Chief Juvenile Probation Officer
Harris County (Houston), Texas
Casey: Tell us a little bit about yourself.
Brooks: I graduated from Michigan State University in 1982. I have been with the Harris County Juvenile Probation Department since 1983. I began as a childcare worker at the Harris County Youth Village. I was appointed deputy chief of Intake Court Services in March 2007, interim chief juvenile probation officer in 2009, and chief juvenile probation officer on June 15, 2010. I was responsible for the implementation of several new programs: institutional aftercare, in-home placement, pre-court supervision, to name just a few. Most recently, I have been instrumental in initiating the Juvenile Detention Alternatives Initiative. I have been married to my wife, Judy, for 27 years. We have a daughter, Taylor, who is attending the University of Houston.
Casey: Why did you become a probation officer?
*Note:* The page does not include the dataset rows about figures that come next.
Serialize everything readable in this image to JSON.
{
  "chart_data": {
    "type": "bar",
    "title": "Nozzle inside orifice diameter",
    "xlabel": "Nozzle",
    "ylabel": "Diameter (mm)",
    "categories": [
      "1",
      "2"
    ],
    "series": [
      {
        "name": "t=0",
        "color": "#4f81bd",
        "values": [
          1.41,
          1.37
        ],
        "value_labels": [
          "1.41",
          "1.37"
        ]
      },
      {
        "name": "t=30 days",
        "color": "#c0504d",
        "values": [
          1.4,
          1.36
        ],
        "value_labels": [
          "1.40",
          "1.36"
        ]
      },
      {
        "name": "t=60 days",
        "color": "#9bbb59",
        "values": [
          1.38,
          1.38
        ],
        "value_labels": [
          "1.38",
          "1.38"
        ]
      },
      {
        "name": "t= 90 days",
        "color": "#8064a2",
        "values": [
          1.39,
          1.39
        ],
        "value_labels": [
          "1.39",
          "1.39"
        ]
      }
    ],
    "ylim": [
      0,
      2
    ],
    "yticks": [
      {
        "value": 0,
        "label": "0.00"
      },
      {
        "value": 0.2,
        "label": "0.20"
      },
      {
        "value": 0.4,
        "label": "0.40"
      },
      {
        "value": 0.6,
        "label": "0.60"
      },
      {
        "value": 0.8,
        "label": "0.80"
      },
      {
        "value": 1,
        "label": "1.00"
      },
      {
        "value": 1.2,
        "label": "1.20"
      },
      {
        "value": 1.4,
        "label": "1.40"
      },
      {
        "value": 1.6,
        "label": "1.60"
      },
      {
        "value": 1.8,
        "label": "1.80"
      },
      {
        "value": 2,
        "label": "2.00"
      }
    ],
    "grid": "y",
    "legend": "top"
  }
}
Brooks: I knew when I enrolled at Michigan State University that I wanted to work with children. It has always been a passion of mine to help children and give them direction in life, especially those who come from disadvantaged backgrounds. Having the opportunity while in school to be a mentor for a youth involved in the juvenile justice system was very challenging, yet satisfying, and led me to a career in juvenile justice.
Casey: In what ways has juvenile detention reform shaped you professionally?
Brooks: I have been with Harris County Juvenile Probation for more than 28 years and saw that the get-tough-on-crime and zero tolerance approaches, which resulted in locking up more kids, was not an effective way to get positive results. I have found that being effective involves addressing the individual needs of every child and providing services that keep kids at home, in school, and involved in the community. As chief juvenile probation officer, my efforts are to promote community involvement and utilize effective programs.
Casey: How have your opinions on detention changed over the years?
Brooks: In the 1990s and early 2000s I was one of those believers that if probationers were not compliant they needed to be placed in detention and removed from the home (i.e. tough on crime). After seeing the constantly overcrowded detention facility, we decided to take a closer look and make sure that only those who needed to be in detention were kept in detention. I then began to explore detention alternatives.
How has Texas changed as a result of juvenile justice reform and/or detention reform?
In 2007, the Texas legislature enacted a bill prohibiting misdemeanant offenders from being committed to the state school. In 2009, the Texas legislature appropriated diversion money to local probation departments that agreed to specific commitment target numbers which reduced the number of kids committed to the state school. This has resulted in a significant decrease in commitments to the Texas Youth Commission statewide.
Casey: How has Harris County changed as a result of being a JDAI site?
Brooks: Through the collaboration of high-level stakeholders throughout Harris County, many profound policy changes have occurred. A detention risk instrument has been developed to objectively determine which youth should stay in detention pending court. The District Attorney’s Office now allows first-time misdemeanants to be serviced by the probation department without formal court action.
A detention self-inspection has revealed numerous areas of concern, and now changes have occurred. The daily detention population, the number of youth in county facilities, and the number of commitments to the state school have decreased significantly.
Casey: To what do you attribute the success of JDAI in Harris County?
The stakeholders of Harris County coming to the table with different perspectives and ideas, but with everyone being focused on saving one child at a time.